More than 40 Tory MPs – enough to defeat the Government – backed an amendment tabled by the 1922 Committee chairman, Sir Graham Brady, to require a new Parliamentary vote on new powers "as soon as reasonably practicable" .
The MPs are hoping the amendment will be voted on next Wednesday, with the Government having, by law, to ask Parliament to approve its powers every six months.
The number of MPs supporting it means it will almost certainly overturn the Government's 80-seat majority if it is selected by the Commons speaker, Sir Lindsay Hoyle.
The Brady amendment requires ministers to give Parliament a vote on any coronavirus powers that affect all of England or the UK (watch Boris Johnson telling Parliament about the latest restrictions in the video below) "as far as is practicable".

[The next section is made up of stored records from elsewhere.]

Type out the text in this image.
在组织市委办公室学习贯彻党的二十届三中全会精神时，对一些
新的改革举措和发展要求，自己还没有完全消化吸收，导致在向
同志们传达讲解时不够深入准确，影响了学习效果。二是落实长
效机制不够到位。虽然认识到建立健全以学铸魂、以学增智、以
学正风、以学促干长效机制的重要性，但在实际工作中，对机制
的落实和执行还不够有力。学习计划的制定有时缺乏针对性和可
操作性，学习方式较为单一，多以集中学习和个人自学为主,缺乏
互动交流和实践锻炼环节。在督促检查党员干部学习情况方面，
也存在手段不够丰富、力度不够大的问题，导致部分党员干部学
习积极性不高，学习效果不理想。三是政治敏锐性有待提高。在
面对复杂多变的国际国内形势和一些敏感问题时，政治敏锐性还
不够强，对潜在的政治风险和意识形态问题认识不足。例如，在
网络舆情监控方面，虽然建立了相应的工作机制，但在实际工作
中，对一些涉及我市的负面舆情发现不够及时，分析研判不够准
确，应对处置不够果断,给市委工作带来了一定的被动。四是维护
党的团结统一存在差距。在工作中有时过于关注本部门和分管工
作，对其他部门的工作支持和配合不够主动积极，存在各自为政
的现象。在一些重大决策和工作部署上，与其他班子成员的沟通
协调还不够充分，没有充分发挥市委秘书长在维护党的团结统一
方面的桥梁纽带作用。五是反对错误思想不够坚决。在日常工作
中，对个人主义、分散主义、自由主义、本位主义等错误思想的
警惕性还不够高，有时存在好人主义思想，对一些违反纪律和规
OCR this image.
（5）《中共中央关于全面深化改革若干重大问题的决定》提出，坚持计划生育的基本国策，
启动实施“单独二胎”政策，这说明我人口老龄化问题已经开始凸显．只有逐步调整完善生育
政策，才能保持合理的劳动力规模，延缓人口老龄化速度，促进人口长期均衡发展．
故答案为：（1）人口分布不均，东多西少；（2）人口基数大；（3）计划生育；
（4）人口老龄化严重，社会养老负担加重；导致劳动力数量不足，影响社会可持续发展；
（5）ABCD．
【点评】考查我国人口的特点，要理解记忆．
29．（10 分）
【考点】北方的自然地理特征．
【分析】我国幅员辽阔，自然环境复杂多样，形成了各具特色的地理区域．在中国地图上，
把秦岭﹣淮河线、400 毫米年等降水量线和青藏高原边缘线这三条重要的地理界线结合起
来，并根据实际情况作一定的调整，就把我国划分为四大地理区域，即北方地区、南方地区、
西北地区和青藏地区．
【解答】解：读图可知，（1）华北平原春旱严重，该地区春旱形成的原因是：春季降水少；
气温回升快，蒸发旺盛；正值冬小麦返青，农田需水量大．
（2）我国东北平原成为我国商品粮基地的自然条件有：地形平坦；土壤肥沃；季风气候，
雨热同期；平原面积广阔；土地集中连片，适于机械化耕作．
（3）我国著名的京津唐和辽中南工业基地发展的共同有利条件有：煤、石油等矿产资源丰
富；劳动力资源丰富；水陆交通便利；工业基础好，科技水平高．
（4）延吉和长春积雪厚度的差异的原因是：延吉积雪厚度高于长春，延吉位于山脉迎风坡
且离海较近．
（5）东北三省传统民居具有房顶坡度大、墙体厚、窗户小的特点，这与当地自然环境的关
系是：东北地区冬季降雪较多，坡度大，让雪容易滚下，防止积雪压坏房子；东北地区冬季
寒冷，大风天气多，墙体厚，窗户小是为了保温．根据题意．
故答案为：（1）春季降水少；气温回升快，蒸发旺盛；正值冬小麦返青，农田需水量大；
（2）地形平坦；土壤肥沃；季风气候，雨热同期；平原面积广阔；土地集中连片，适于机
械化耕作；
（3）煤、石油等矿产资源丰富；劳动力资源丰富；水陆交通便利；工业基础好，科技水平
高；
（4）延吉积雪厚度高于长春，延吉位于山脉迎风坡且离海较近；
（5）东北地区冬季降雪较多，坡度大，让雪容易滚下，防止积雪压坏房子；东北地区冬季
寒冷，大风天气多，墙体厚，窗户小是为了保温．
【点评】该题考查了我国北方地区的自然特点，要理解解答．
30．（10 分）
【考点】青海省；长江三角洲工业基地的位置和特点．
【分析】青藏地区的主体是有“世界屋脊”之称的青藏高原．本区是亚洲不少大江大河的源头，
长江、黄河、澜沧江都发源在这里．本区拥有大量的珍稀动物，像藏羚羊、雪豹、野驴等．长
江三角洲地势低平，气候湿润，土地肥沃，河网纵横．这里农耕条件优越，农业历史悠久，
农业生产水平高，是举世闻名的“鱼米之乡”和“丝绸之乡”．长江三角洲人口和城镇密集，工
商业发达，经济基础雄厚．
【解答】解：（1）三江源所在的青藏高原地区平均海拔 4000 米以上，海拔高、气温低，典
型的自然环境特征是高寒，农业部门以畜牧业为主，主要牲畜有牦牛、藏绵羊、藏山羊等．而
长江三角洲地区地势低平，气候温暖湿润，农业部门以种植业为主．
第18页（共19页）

However, it is by no means certain that it will be chosen by Sir Lindsay, leaving the rebels hoping it will be adopted by the Government before Wednesday. This is because the vote on Wednesday is on a statutory motion which technically cannot be amended by MPs.
The Government could announce a climbdown to avoid a rebellion when ministers take part in a full day's debate on Covid-19 on Monday.
Steve Baker, a former Brexit minister who helped organise the amendment, said: "I am delighted to get this support for Sir Graham's amendment as well as support from across the wings of the Conservative party.
"This shows just how necessary it is for the Government to offer a compromise to deliver Parliament votes before we have future infringement of people's liberty."
The amendment is backed by 42 Tory MPs including some of the party's most senior backbenchers – among them 1922 officers Sir Graham, Sir Charles Walker, Bob Blackman, Pauline Latham, Karl McCartney, Dame Cheryl Gillan and Sir Geoffrey Clifton-Brown.
Former ministers who have signed it include David Davis, Sir Iain Duncan Smith, Sir John Redwood, Damian Green, Tim Loughton and David Jones, as well as Sir Bernard Jenkin and Sir Bob Neill.
Mr Davis said: "The smart sense is for the Government to give Brady and all of us what we are after. It is a very unwise Conservative Government that lets rebellion led by any chairman of the 1922 committee go the distance."